È vergognoso che vengano conteggiati come lavoro ordinario i crimini di cui Karadzic fu il mandante politico, con la copertura di Slobodan Milosevic da Belgrado e dei loro alleati internazionali. Una beffa dolorosissima per quei bosniaci che non vedranno mai la pensione perché hanno dovuto interrompere la loro attività professionale negli anni della guerra e non hanno più trovato lavoro. Ma anche per chi riceve assegni da fame (ed è la maggioranza fra i pensionati della Bosnia) non superiori ai 150 euro mensili.

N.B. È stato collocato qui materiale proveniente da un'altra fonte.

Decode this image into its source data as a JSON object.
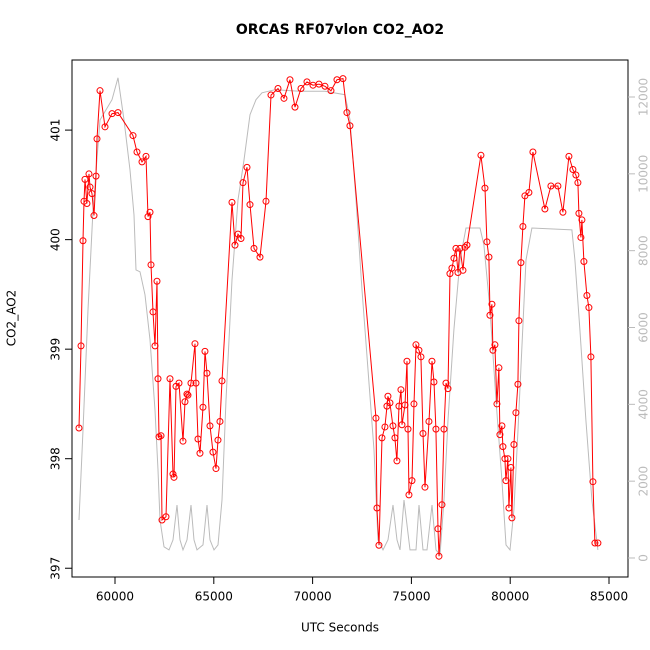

La «vicenda previdenziale» di Karadzic si inserisce in un quadro già teso. A ottobre i bosniaci sono stati chiamati al voto per rinnovare la contorta e pletorica architettura istituzionale del Paese: hanno eletto quattro presidenti, due vicepresidenti, cinque assemblee parlamentari e dieci cantonali. Per il governo centrale gli elettori hanno votato per le due camere del Parlamento e le tre presidenze (croata, bosniaca e serba che ruotano ogni 8 mesi). Nella stessa giornata si è votato anche per decidere i vertici delle due entità che compongono la Repubblica (i deputati, il presidente e il suo vice). L’affermazione dei partiti nazionalisti è un campanello d’allarme che l’Europa occidentale farebbe bene a non sottovalutare. Anche perché intanto nel vicino Kosovo la tensione è ancora più alta: si sta studiando uno scambio di territori con la Serbia affinché Belgrado riconosca la regione a maggioranza albanese come Stato autonomo.

Un’altra questione, non trattata dai nostri media nazionali, riguarda le migrazioni in questi territori. La rotta balcanica non è stata affatto chiusa dall’accordo Ue-Turchia (per il quale Ankara ha ricevuto 6 miliardi di euro): migliaia di persone risalgono ancora i Balcani cercando di raggiungere l’Europa centrale affidandosi a trafficanti. Anche la Bosnia è coinvolta da questo transito: migliaia di migranti sono ammassati nella città di Bihac da dove cercano di raggiungere la Croazia e da lì il centro del Vecchio continente. Sperando di trovare una casa, un lavoro e, in futuro, una meritata pensione.